Actually, it is not hard to understand how the goal could be so dramatically increased. The political situation in the U.S. has changed a lot in the last few years. Today, not just a majority of Americans, but a majority of Republicans believe that climate change is a problem that needs to be addressed.

People don’t need scientific instruments to see the change in the climate. They can see the increasing damage from droughts in the West, heat in the Midwest and South, storms on the Gulf and Atlantic coasts, and floods wherever the whim of Mother Nature decides.

But weather is not the only issue at play. We still have high unemployment because of the Covid-19 pandemic, and many people are having financial troubles. Addressing the climate crisis by installing new renewable power facilities will put many of these people back to work, and at good pay.

Relief is going to some who really need it. Under the previous administration, about a quarter of all coal miners in the country had lost their jobs, as the coal industry collapsed. The new administration promises unemployed coal miners work in renewable energy, with the support of the United Mine Workers of America (www.bit.ly/mine-union-support).

A clean environment. (Gustavo Quepón, Unsplash. www.bit.ly/Clean-environment)

While detractors say that the president is asking for too much money, we should be clear about the economics. Coal-burning power plants are a good example. Most of these coal-burning plants in the U.S. are getting old, and many are losing money. Recently, Greenpeace underscored this, saying that operators of U.S. coal plants had lost another $5.4 billion with competition from less expensive solar and wind power (www.bit.ly/coal-bleeding-money).

Moving powerfully to renewable energy will not just employ workers. It will also save a bundle of money for American consumers, and for the very same reason that coal is in trouble.

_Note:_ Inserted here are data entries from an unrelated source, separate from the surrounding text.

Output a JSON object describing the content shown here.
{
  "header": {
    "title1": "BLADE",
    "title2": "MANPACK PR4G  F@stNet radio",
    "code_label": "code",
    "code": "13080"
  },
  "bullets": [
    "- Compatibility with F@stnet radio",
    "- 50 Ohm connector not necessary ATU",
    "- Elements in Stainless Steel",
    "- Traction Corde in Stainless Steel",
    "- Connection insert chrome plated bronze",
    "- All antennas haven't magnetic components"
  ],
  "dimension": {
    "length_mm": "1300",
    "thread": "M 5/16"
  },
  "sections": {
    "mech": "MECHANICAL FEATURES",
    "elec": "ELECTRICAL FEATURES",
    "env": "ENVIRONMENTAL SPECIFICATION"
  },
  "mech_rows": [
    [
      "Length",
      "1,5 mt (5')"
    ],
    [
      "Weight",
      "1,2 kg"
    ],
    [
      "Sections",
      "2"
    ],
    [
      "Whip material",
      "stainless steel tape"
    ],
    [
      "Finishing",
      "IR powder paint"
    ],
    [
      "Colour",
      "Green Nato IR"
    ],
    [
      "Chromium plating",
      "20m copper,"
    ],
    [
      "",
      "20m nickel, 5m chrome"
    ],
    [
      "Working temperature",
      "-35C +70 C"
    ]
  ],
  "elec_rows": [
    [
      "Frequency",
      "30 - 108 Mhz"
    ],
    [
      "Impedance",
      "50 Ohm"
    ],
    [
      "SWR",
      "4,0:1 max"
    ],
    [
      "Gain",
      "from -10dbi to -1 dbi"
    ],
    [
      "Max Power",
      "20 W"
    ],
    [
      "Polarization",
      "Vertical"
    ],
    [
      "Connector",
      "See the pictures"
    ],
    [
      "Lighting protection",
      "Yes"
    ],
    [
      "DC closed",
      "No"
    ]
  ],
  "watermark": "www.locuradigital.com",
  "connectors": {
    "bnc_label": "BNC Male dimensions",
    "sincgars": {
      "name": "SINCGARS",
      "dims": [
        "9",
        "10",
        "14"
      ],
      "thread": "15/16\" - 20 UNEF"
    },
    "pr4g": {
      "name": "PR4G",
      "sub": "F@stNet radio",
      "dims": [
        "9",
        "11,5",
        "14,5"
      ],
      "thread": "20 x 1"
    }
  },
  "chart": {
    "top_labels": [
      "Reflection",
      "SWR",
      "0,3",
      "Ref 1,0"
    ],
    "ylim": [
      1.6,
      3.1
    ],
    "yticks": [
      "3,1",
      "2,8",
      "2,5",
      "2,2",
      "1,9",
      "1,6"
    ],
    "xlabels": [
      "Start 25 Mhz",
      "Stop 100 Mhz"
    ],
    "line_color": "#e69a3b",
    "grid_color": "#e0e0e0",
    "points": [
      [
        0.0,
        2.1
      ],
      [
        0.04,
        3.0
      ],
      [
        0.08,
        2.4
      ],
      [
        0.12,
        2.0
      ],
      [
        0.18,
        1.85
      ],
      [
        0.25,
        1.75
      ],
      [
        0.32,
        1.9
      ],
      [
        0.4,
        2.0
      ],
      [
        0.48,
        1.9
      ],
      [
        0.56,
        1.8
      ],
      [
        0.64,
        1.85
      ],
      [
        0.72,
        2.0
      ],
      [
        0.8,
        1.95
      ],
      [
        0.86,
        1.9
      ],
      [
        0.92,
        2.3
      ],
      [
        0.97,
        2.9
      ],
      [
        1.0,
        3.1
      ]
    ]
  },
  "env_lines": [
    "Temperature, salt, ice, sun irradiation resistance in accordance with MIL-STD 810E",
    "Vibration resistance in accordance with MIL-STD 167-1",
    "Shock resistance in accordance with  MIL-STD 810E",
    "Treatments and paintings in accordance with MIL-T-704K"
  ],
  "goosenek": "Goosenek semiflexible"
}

For those who say that the sun doesn’t always shine and the wind doesn’t always blow, new technology that has come along makes that statement irrelevant. The cost of battery storage has been dropping astonishingly. Not only that, but new energy storage systems do not necessarily need any lithium, cobalt, or other unusual chemicals. Highview Power, for example, stores energy as liquid air, and it just got a $1 billion order for its systems in Spain (www.bit.ly/liquid-air).

As all this addresses climate change, creates jobs, and reduces the cost of energy, it also improves the environment. We might think that this last issue has not received the attention it deserves. The health costs of burning fossil fuels are not included in the price or subsidies, but they are huge. Worldwide, millions of people die every year because of air pollution. In the United States, the number is much lower, but it is still many thousands. And the healthcare costs for people who get sick from pollution is staggering. An article published by the Union of Concerned Scientists in 2008 and updated in 2016 puts the healthcare costs of particulate matter from coal-burning power plants in the U.S. at over $100 billion per year (more.bit.ly/Coal-soot-cost).

While the Biden administration indicates that it might support the use of nuclear power, which has an unsolved issue of waste and other issues, its outlook for dealing with climate change and energy seems otherwise well designed. Altogether, we might say that the Administration’s plan has something positive for nearly everyone. The only people who might feel losses are those who insist on being invested in systems that make people sick, cost too much, and are environmentally destructive.